I guess we should edit the handbook to mention this :)
The reason you tend to see a second bump in ChIP-seq is that a lot of marks that people are IPing are enriched in the promoter region, which will have a different GC distribution than the rest of the genome (it's usually higher), so you have a bump for the background genomic GC distribution and then a second one for where your mark/protein is found. What you don't expect is to see the same bump if you ChIP a broader mark or one not near promoters. Do you see a similar second bump in your inputs?
BTW, are you at the DZNE? I did my post-doc there.
Oh, I never considered that! That makes a lot of sense. Here you have the figures for the MultiQC report (before I did adapter removal, this is how I got them) of the inputs that correspond to the files I posted before. The first one is for the human H3K4me3 neuronal data, and the second one the H4K5 and H4K12 mice neuronal data. Even thought they look a bit weird, as if there is another problem, that specific hump is not seen anymore. I didn´t notice until now that there was a hump difference between inputs and chips. Thank you very much! I will think of how to confirm that that hump indeed corresponds to the promoters in my samples. I think it would be cool and interesting.

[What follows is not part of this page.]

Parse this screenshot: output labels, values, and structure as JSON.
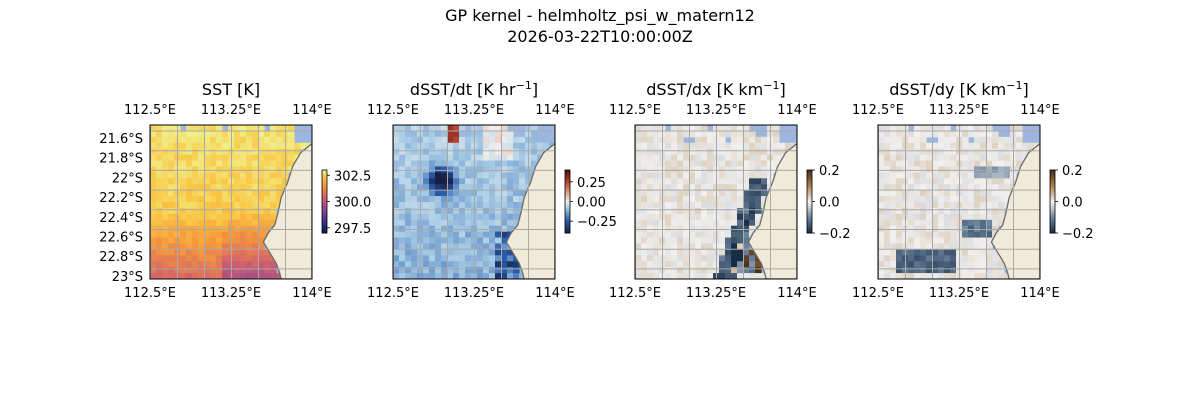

Regarding the other comments: That´s great! yes, I´m in DZNE Göttingen finishing my master thesis and will start my PhD in April :). My lab is not actively having a problem with this samples, but I am curious and want to learn as much as I can about what happens behind the scenes in these analysis (also to make them as pristine as possible). I noticed these humps and the lack of info about it in the resources and wanted to report it. By the way, thank you very much for the Biostars Handbook. I started bioinformatics before it went out, and I can compare the before and after: it´s live-saving. Keep up the great work!
I expect the spikes in the first MultiQC plot are from adapter dimers, they tend to look like that. For looking at promoter enrichment have a look at plotEnrichment or plotProfile from deepTools.